Tools for Financing an Acquisition

There are many important aspects of a successful business transition. One of those is how to finance it. As a seller, the last thing you may be thinking about is the need for financing; however, without a good financing option, your buyer may not be able to complete their end of the deal.

Financing for the purchase of a profitable business may seem simple, but there can be a lot of complexities involved, even for an experienced business borrower. These include whether the sale is of the business assets or the stock, what type of assets are being purchased (equipment, inventory, real estate), whether the buyer is going to retain the key leaders of the business and so on. Often, the financing of a business purchase involves using multiple financing products.

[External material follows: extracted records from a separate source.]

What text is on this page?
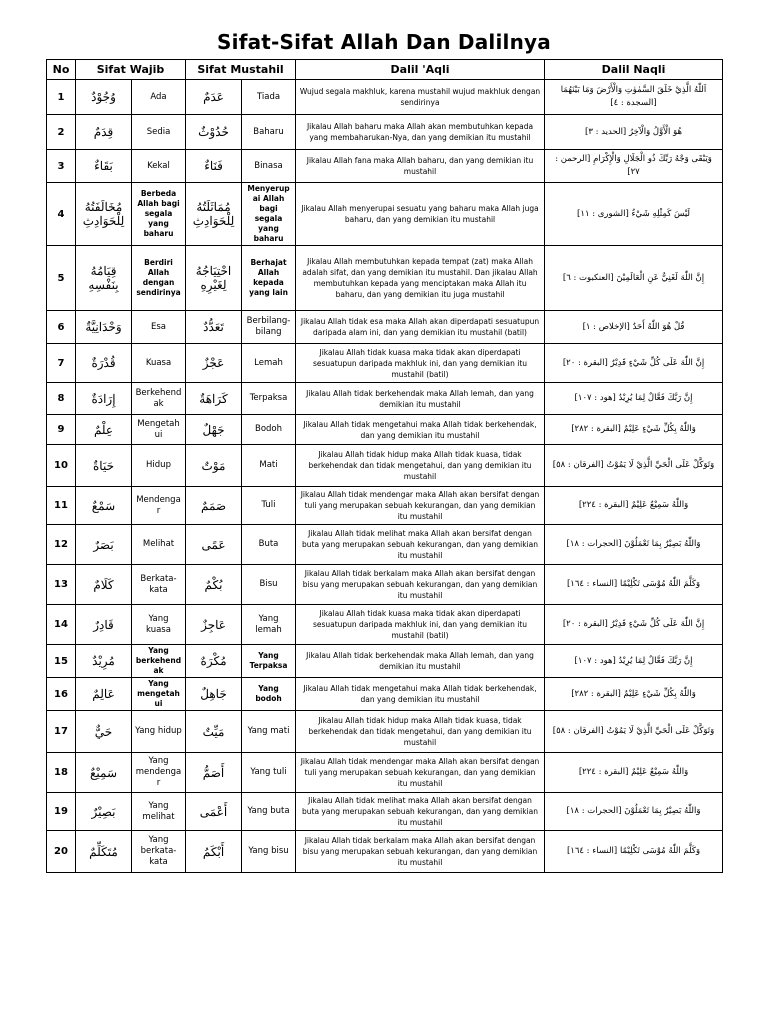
Sifat-Sifat Allah Dan Dalilnya
No	Sifat Wajib		Sifat Mustahil		Dalil 'Aqli	Dalil Naqli
1	وُجُوْدٌ	Ada	عَدَمٌ	Tiada	Wujud segala makhluk, karena mustahil wujud makhluk dengan sendirinya	اَللّٰهُ الَّذِيْ خَلَقَ السَّمٰوٰتِ وَالْأَرْضَ وَمَا بَيْنَهُمَا [السجدة : ٤]
2	قِدَمٌ	Sedia	حُدُوْثٌ	Baharu	Jikalau Allah baharu maka Allah akan membutuhkan kepada yang membaharukan-Nya, dan yang demikian itu mustahil	هُوَ الْأَوَّلُ وَالْآخِرُ [الحديد : ٣]
3	بَقَاءٌ	Kekal	فَنَاءٌ	Binasa	Jikalau Allah fana maka Allah baharu, dan yang demikian itu mustahil	وَيَبْقَى وَجْهُ رَبِّكَ ذُو الْجَلَالِ وَالْإِكْرَامِ [الرحمن : ٢٧]
4	مُخَالَفَتُهُ لِلْحَوَادِثِ	Berbeda Allah bagi segala yang baharu	مُمَاثَلَتُهُ لِلْحَوَادِثِ	Menyerupai Allah bagi segala yang baharu	Jikalau Allah menyerupai sesuatu yang baharu maka Allah juga baharu, dan yang demikian itu mustahil	لَيْسَ كَمِثْلِهِ شَيْءٌ [الشورى : ١١]
5	قِيَامُهُ بِنَفْسِهِ	Berdiri Allah dengan sendirinya	احْتِيَاجُهُ لِغَيْرِهِ	Berhajat Allah kepada yang lain	Jikalau Allah membutuhkan kepada tempat (zat) maka Allah adalah sifat, dan yang demikian itu mustahil. Dan jikalau Allah membutuhkan kepada yang menciptakan maka Allah itu baharu, dan yang demikian itu juga mustahil	إِنَّ اللّٰهَ لَغَنِيٌّ عَنِ الْعَالَمِيْنَ [العنكبوت : ٦]
6	وَحْدَانِيَّةٌ	Esa	تَعَدُّدٌ	Berbilang-bilang	Jikalau Allah tidak esa maka Allah akan diperdapati sesuatupun daripada alam ini, dan yang demikian itu mustahil (batil)	قُلْ هُوَ اللّٰهُ أَحَدٌ [الإخلاص : ١]
7	قُدْرَةٌ	Kuasa	عَجْزٌ	Lemah	Jikalau Allah tidak kuasa maka tidak akan diperdapati sesuatupun daripada makhluk ini, dan yang demikian itu mustahil (batil)	إِنَّ اللّٰهَ عَلَى كُلِّ شَيْءٍ قَدِيْرٌ [البقرة : ٢٠]
8	إِرَادَةٌ	Berkehendak	كَرَاهَةٌ	Terpaksa	Jikalau Allah tidak berkehendak maka Allah lemah, dan yang demikian itu mustahil	إِنَّ رَبَّكَ فَعَّالٌ لِمَا يُرِيْدُ [هود : ١٠٧]
9	عِلْمٌ	Mengetahui	جَهْلٌ	Bodoh	Jikalau Allah tidak mengetahui maka Allah tidak berkehendak, dan yang demikian itu mustahil	وَاللّٰهُ بِكُلِّ شَيْءٍ عَلِيْمٌ [البقرة : ٢٨٢]
10	حَيَاةٌ	Hidup	مَوْتٌ	Mati	Jikalau Allah tidak hidup maka Allah tidak kuasa, tidak berkehendak dan tidak mengetahui, dan yang demikian itu mustahil	وَتَوَكَّلْ عَلَى الْحَيِّ الَّذِيْ لَا يَمُوْتُ [الفرقان : ٥٨]
11	سَمْعٌ	Mendengar	صَمَمٌ	Tuli	Jikalau Allah tidak mendengar maka Allah akan bersifat dengan tuli yang merupakan sebuah kekurangan, dan yang demikian itu mustahil	وَاللّٰهُ سَمِيْعٌ عَلِيْمٌ [البقرة : ٢٢٤]
12	بَصَرٌ	Melihat	عَمًى	Buta	Jikalau Allah tidak melihat maka Allah akan bersifat dengan buta yang merupakan sebuah kekurangan, dan yang demikian itu mustahil	وَاللّٰهُ بَصِيْرٌ بِمَا تَعْمَلُوْنَ [الحجرات : ١٨]
13	كَلَامٌ	Berkata-kata	بُكْمٌ	Bisu	Jikalau Allah tidak berkalam maka Allah akan bersifat dengan bisu yang merupakan sebuah kekurangan, dan yang demikian itu mustahil	وَكَلَّمَ اللّٰهُ مُوْسَى تَكْلِيْمًا [النساء : ١٦٤]
14	قَادِرٌ	Yang kuasa	عَاجِزٌ	Yang lemah	Jikalau Allah tidak kuasa maka tidak akan diperdapati sesuatupun daripada makhluk ini, dan yang demikian itu mustahil (batil)	إِنَّ اللّٰهَ عَلَى كُلِّ شَيْءٍ قَدِيْرٌ [البقرة : ٢٠]
15	مُرِيْدٌ	Yang berkehendak	مُكْرَهٌ	Yang Terpaksa	Jikalau Allah tidak berkehendak maka Allah lemah, dan yang demikian itu mustahil	إِنَّ رَبَّكَ فَعَّالٌ لِمَا يُرِيْدُ [هود : ١٠٧]
16	عَالِمٌ	Yang mengetahui	جَاهِلٌ	Yang bodoh	Jikalau Allah tidak mengetahui maka Allah tidak berkehendak, dan yang demikian itu mustahil	وَاللّٰهُ بِكُلِّ شَيْءٍ عَلِيْمٌ [البقرة : ٢٨٢]
17	حَيٌّ	Yang hidup	مَيِّتٌ	Yang mati	Jikalau Allah tidak hidup maka Allah tidak kuasa, tidak berkehendak dan tidak mengetahui, dan yang demikian itu mustahil	وَتَوَكَّلْ عَلَى الْحَيِّ الَّذِيْ لَا يَمُوْتُ [الفرقان : ٥٨]
18	سَمِيْعٌ	Yang mendengar	أَصَمُّ	Yang tuli	Jikalau Allah tidak mendengar maka Allah akan bersifat dengan tuli yang merupakan sebuah kekurangan, dan yang demikian itu mustahil	وَاللّٰهُ سَمِيْعٌ عَلِيْمٌ [البقرة : ٢٢٤]
19	بَصِيْرٌ	Yang melihat	أَعْمَى	Yang buta	Jikalau Allah tidak melihat maka Allah akan bersifat dengan buta yang merupakan sebuah kekurangan, dan yang demikian itu mustahil	وَاللّٰهُ بَصِيْرٌ بِمَا تَعْمَلُوْنَ [الحجرات : ١٨]
20	مُتَكَلِّمٌ	Yang berkata-kata	أَبْكَمُ	Yang bisu	Jikalau Allah tidak berkalam maka Allah akan bersifat dengan bisu yang merupakan sebuah kekurangan, dan yang demikian itu mustahil	وَكَلَّمَ اللّٰهُ مُوْسَى تَكْلِيْمًا [النساء : ١٦٤]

The standard loan product for financing a business acquisition is a term loan that is structured so that the acquisition costs can be paid in full as quickly as the business cash flow will reasonably allow. A good banking partner won’t stretch the business cash flow so thin that it harms the business. Still, it should be structured so that the buyer isn’t still repaying acquisition costs long after the purchase.

Repayment terms on business acquisition loans typically range from three to seven years, but they can be longer, depending on the circumstances. The proper term will be determined by how much cash is left after all other business expenses have been paid. Most banks will require this amount to be not less than 1.2 times the amount of the loan payments.


One of the biggest challenges in financing a business purchase is the equity piece. A motivated seller will likely want to earn a nice profit
from the transaction; therefore, the asking price is often some number greater than the value of the business assets. This is commonly referred to as Blue Sky or Goodwill, and it represents the future profit potential of the business. The hard part in financing Blue Sky is that it doesn’t exist at the time of the sale. Whereas a piece of equipment or a building acquired in a business purchase has a defined market value that is predictable going forward, the Blue Sky piece is uncertain. Lenders can often mitigate some of the Blue Sky financing risk through a guaranty from the U.S. Small Business Administration. Another tool would be requiring the buyer to pledge other assets outside of the business to collateralize the loan.


A buyer should be prepared to contribute a minimum of 20 percent cash toward the purchase price. That percentage can be higher based on the type of business. In addition, most lenders will require a buyer to have excess cash available to cover the working capital of the company, though this can also be accomplished with a line of credit loan that is separate from the term loan.


A lot of business purchases also include what’s known as a seller carryback note. In this scenario, the seller agrees not to take the entire purchase price at closing but rather leave some of it in the form of a loan to the buyer that is repaid over time.

A good banker will sit down with you to determine which financing tools make the most sense for your deal. The sooner that conversation takes place in the process, the better.